With AI, rather than being just a mode of transportation, cars are becoming conversational interfaces between the driver, passengers and vehicle itself.
What’s the most interesting AI startup you’ve seen?
I think the work we are doing here at Affectiva with Emotion AI is an important piece of the AI puzzle that the industry is trying to solve, as AI increasingly comes to the fore, and we expect these systems to perform increasingly complex functions in our daily lives. I started Affectiva with the vision of creating emotionally responsive machines, which led to the development of what we now recognize as artificial emotional intelligence — or “Emotion AI” for short. This technology has been applied across verticals such as automotive, robotics, conversational agents, healthcare, market research and more, and it’s been fascinating to see the range of experiences that can benefit from not just AI with a high IQ, but EQ as well.

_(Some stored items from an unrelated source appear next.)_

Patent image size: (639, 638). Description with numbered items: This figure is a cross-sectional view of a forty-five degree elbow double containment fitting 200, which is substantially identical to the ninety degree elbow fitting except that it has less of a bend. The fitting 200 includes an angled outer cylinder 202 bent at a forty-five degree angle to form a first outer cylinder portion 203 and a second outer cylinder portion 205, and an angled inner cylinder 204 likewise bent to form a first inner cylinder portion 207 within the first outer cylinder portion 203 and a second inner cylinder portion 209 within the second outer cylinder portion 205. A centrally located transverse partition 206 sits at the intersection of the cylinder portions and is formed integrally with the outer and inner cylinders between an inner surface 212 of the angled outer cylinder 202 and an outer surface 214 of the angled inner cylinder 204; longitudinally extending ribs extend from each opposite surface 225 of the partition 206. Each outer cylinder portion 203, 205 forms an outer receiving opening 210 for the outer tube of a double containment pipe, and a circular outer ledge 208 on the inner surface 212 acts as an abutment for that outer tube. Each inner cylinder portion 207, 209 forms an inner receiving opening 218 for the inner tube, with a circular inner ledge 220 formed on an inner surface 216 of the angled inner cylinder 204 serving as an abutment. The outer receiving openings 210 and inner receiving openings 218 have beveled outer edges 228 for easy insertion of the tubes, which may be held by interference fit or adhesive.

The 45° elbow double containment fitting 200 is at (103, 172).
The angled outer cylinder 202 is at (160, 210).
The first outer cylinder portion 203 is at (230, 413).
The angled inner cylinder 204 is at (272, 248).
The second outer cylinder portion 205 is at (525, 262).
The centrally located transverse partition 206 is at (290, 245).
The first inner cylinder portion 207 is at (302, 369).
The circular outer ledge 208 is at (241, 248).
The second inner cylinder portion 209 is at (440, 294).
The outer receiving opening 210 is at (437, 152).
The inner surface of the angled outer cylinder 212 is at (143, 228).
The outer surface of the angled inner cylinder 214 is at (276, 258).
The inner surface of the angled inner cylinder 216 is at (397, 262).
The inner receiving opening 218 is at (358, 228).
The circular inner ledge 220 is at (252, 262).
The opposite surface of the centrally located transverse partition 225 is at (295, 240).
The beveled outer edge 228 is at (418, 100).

I also recently met Jean-François Gagné, the co-founder and CEO of Element AI and was very impressed with their vision of bringing AI to enterprises.
How do you define AI?
Artificial intelligence is a field of study concerned with giving machines intelligence, of which there are many flavors: computational intelligence, cognitive intelligence, conversational intelligence, social intelligence, emotional intelligence and more. There’s also artificial general intelligence, which refers to having a machine that can successfully perform any intellectual task that a human being can.
The way you build artificial intelligence is through machine learning. Machine learning approaches allow systems and algorithms to automatically learn and improve from experience — massive and realistic data — without being explicitly programmed.

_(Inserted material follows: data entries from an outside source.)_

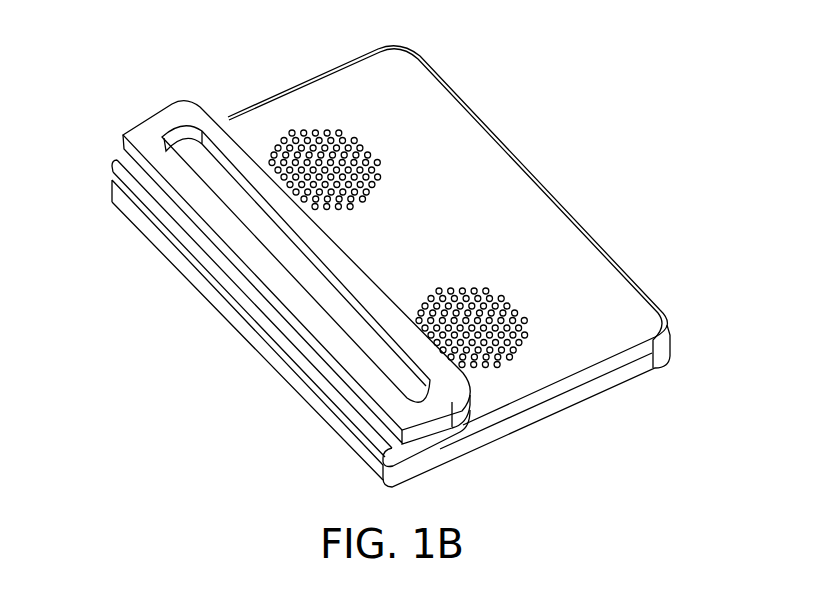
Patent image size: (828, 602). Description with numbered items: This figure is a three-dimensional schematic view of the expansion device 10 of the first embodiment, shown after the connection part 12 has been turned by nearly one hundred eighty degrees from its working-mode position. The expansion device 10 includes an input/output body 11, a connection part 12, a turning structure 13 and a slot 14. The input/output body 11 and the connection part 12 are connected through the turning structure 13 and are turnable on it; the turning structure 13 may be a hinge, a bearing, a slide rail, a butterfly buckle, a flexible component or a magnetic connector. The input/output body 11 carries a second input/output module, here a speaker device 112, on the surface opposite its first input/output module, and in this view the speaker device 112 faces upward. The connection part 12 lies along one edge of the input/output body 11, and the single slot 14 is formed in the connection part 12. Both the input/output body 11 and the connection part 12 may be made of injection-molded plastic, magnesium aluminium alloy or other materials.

The expansion device 10 is at (541, 72).
The input/output body 11 is at (613, 407).
The speaker device 112 is at (492, 293).
The connection part 12 is at (152, 130).
The turning structure 13 is at (168, 228).
The slot 14 is at (197, 160).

Thus AI systems, narrow or generalized, are powered by data and machine learning methods, such as deep learning or reinforcement learning. In a world of AI hype, where many companies claim to be AI, understanding the underlying approach and their use of machine learning serves as a great litmus test.
What books, blogs, etc., do you read to stay on top of what’s going on in AI?
Well — I breathe AI day in, day out. Not only at Affectiva, but through other activities I am involved in. For instance, I am a World Economic Forum Young Global Leader and in that capacity I serve on the future global council on robotics and AI. I am also a member of the Partnership on AI, the AI consortium started by Microsoft, Google Deepmind, Amazon, Apple, Facebook and others to ensure that AI is applied in a way that benefits society. So I find that I am in the know when it comes to advancements in AI (I am often more concerned about what is happening in other areas, where I am not as immersed, like blockchain!)
Having said that, there are a number of people I admire / follow closely in the AI space. Top of mind are: Andrew Ng; Eric Horvitz, head of Microsoft Research; Fei Fei Li at Stanford/Google; Demis Hassibis of Google Deepmind. I also follow CBInsights for news around investments in AI and top AI startups. In terms of companies, I’ve been following what NVIDIA has been doing in AI and automotive for a while now, and I’m excited that Affectiva is now working on an integration with them.
There are also some events that are focused on what’s happening in the AI space: the O’Reilly AI conference is one of my favorites. Ben Lorica and his team have a great vision for that conference and its a good mix of research and applied AI. I’ve been to and spoken at all of them so far.